North Korean Hackers Specialise In Financial Theft
North Korean hackers have for years been using different tactics to run cyber-enabled financial thefts, most recently using fake companies to compromise cryptocurrency-related businesses. Now the hacking outfit has been tweaking some of its malware, delivery mechanisms, and payloads in an attempt to decrease their chances of getting caught.
According to a United Nations Report hackers have been used to steal the huge sums of money N. Korea needs to fund its nuclear weapons program, using a network of the fake companies and websites to hide behind. These fake idnetities rarely pass close inspection test, the links on these weaponised websites don’t always work. Now, hackers known as Lazarus Group or APT38 have been getting increasingly careful in other areas, according to new Kaspersky Lab research.
Lazarus has been a major threat actor in the APT arena for several years. Alongside goals like cyberespionage and cyber sabotage, the attacker has been targeting banks and other financial companies around the globe.
Over the last few months, Lazarus has successfully compromised several banks and infiltrated a number of global cryptocurrency exchanges and fintech companies.

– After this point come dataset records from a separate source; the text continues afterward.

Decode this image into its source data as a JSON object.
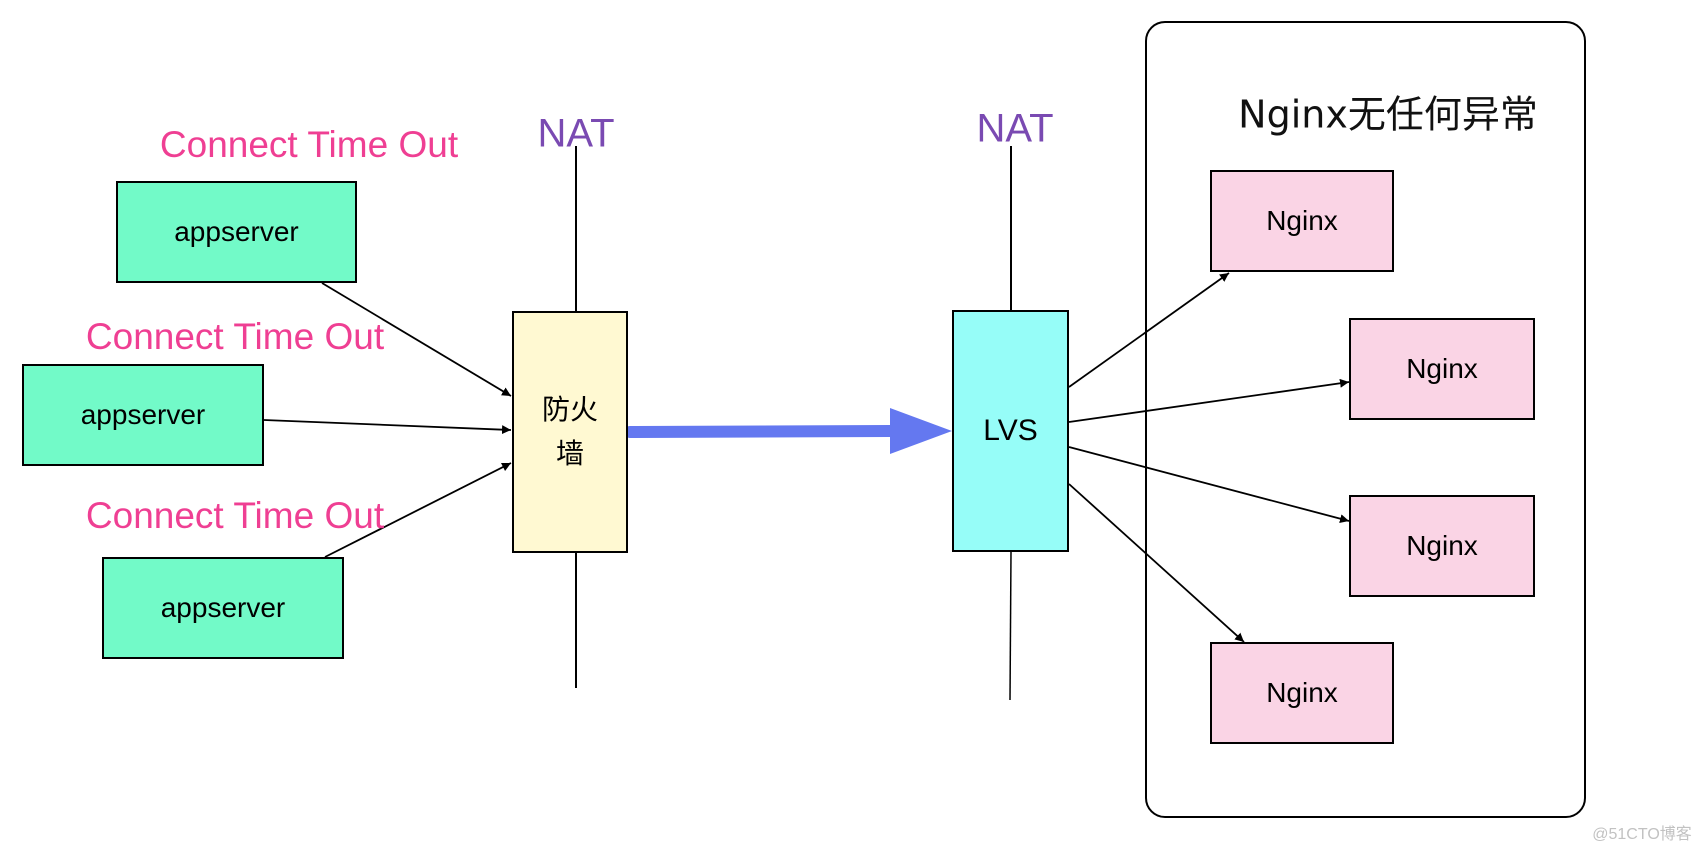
{
  "diagram": {
    "client_nodes": [
      {
        "label": "appserver",
        "status": "Connect Time Out"
      },
      {
        "label": "appserver",
        "status": "Connect Time Out"
      },
      {
        "label": "appserver",
        "status": "Connect Time Out"
      }
    ],
    "firewall": {
      "label_line1": "防火",
      "label_line2": "墙",
      "nat_label": "NAT"
    },
    "load_balancer": {
      "label": "LVS",
      "nat_label": "NAT"
    },
    "backend_group": {
      "title": "Nginx无任何异常",
      "nodes": [
        {
          "label": "Nginx"
        },
        {
          "label": "Nginx"
        },
        {
          "label": "Nginx"
        },
        {
          "label": "Nginx"
        }
      ]
    },
    "edges": [
      {
        "from": "appserver-1",
        "to": "firewall"
      },
      {
        "from": "appserver-2",
        "to": "firewall"
      },
      {
        "from": "appserver-3",
        "to": "firewall"
      },
      {
        "from": "firewall",
        "to": "lvs",
        "style": "thick-blue"
      },
      {
        "from": "lvs",
        "to": "nginx-1"
      },
      {
        "from": "lvs",
        "to": "nginx-2"
      },
      {
        "from": "lvs",
        "to": "nginx-3"
      },
      {
        "from": "lvs",
        "to": "nginx-4"
      }
    ],
    "colors": {
      "appserver": "#72fac8",
      "firewall": "#fff9d2",
      "lvs": "#96fdf8",
      "nginx": "#fad4e5",
      "timeout_text": "#ef3f93",
      "nat_text": "#7a4ab2",
      "main_flow_arrow": "#6478f0"
    }
  },
  "watermark": "@51CTO博客"
}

In the last two years, multiple researchers have revealed some of Lazarus Group’s latest antics relying on front companies. The hackers have been using a fake company, “JMT Trading,” to install backdoors to funnel funds to Pyongyang, multiple researchers revealed in 2019, for example. The year before, hackers were using another fake company, “Celas Trade Pro,” to target cryptocurrency exchanges. They have also used a fake website and company called “UnionCryptoTrader.”
In some cases they have developed their own macOS malware, with an authentication mechanism built in to deliver a secondary payload directly from memory. In the Windows version of the malware, Lazarus Group has updated its multi-stage infection process and changed the final payload it delivers.

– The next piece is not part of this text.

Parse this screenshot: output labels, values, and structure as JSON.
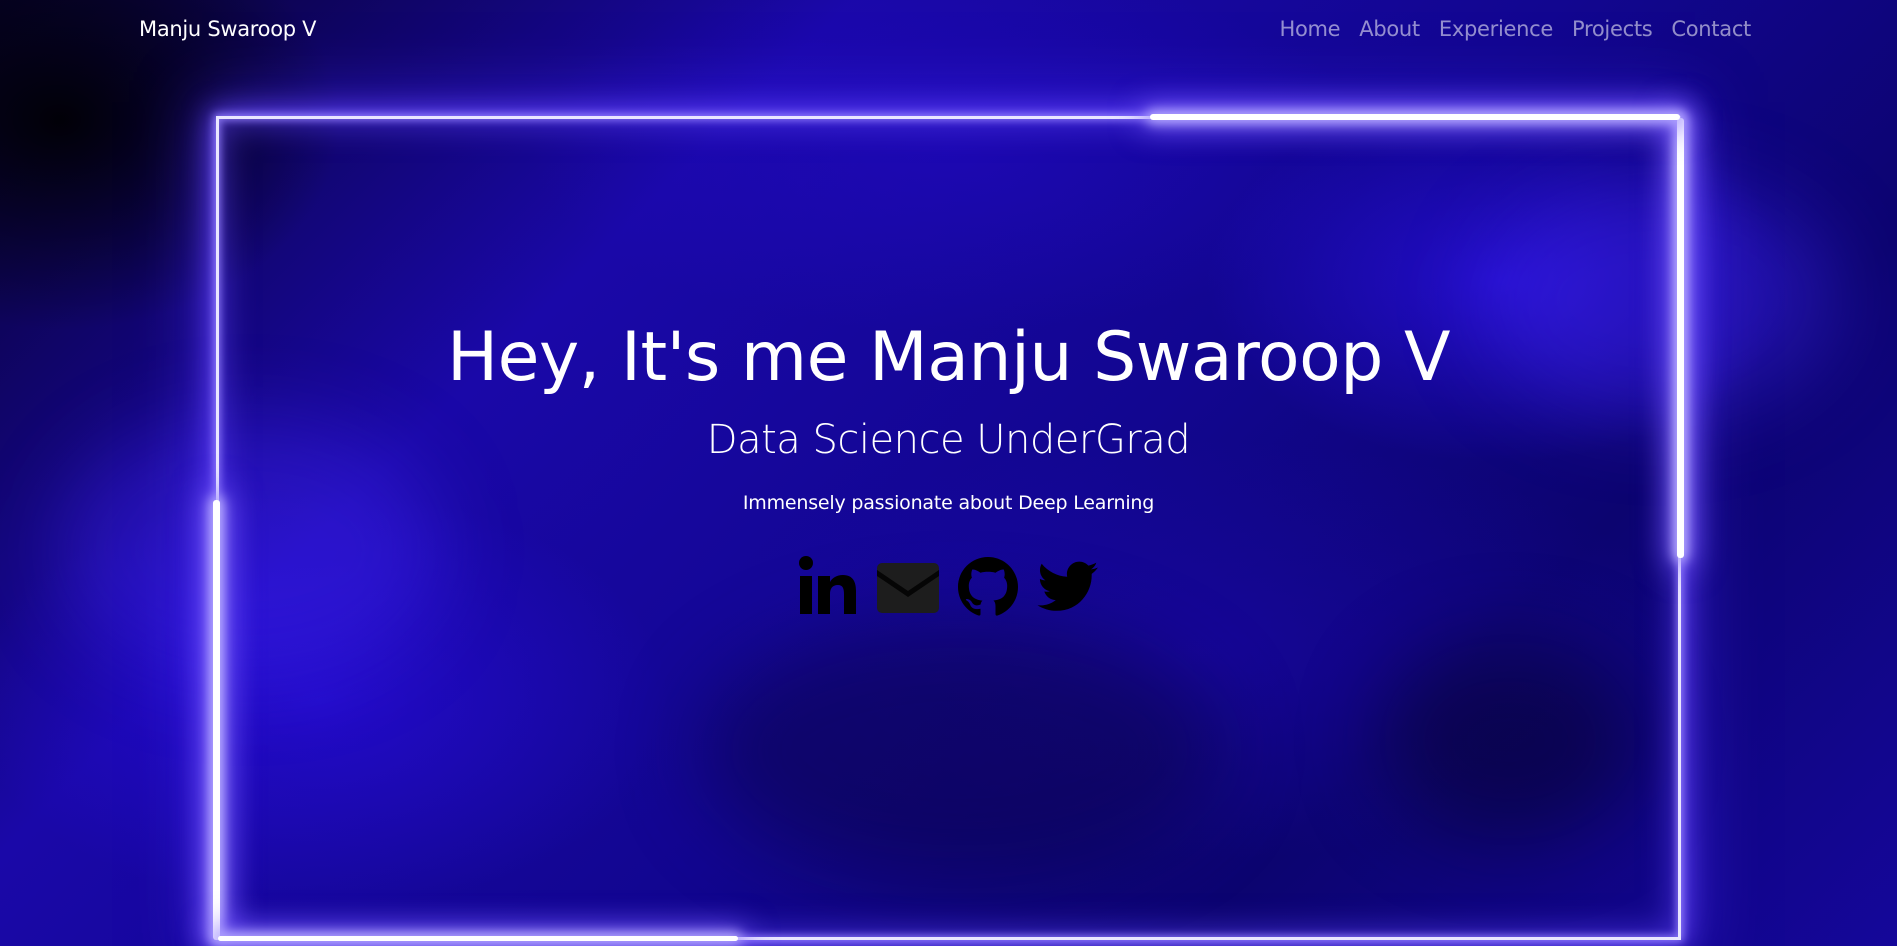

Kaspersky has also identified several victims in the UK, Poland, Russia, and China and several of the victims are linked to cryptocurrency business entities.
Lazarus Group
North Korean hacking campaigns have traditionally been focused on avoiding detection and tricking victims to unwittingly help fill out the DPRK’s coffers, which have been hampered in recent years as a result of economic sanctions.
But some of the campaigns details reveal that beyond just changing its tactics to evade detection, Lazarus Group has also been more selective in choosing victims.
In a campaign targeting Windows users, for instance, attackers have included a final payload that is designed to run only on certain systems that appear to be predesignated, according to Kaspersky.
“Upon launch, the malware retrieves the victim’s basic system information … If the response code from the C2 server is 200, the malware decrypts the payload and loads it in memory,” Kaspersky researchers write. “The final payload … was designed to run only on certain systems.”
The apparent increased specificity in targeting could indicate Lazarus Group is using previously gleaned intelligence, possibly from other hacking campaigns, to maximise its current fundraising efforts.
Research suggests that Lazarus Group delivered this highly targeted malware using Telegram, because it was executed from the Telegram messenger download folder. The goal of the campaign, aside from the obvious financial motivations, are not yet entirely clear.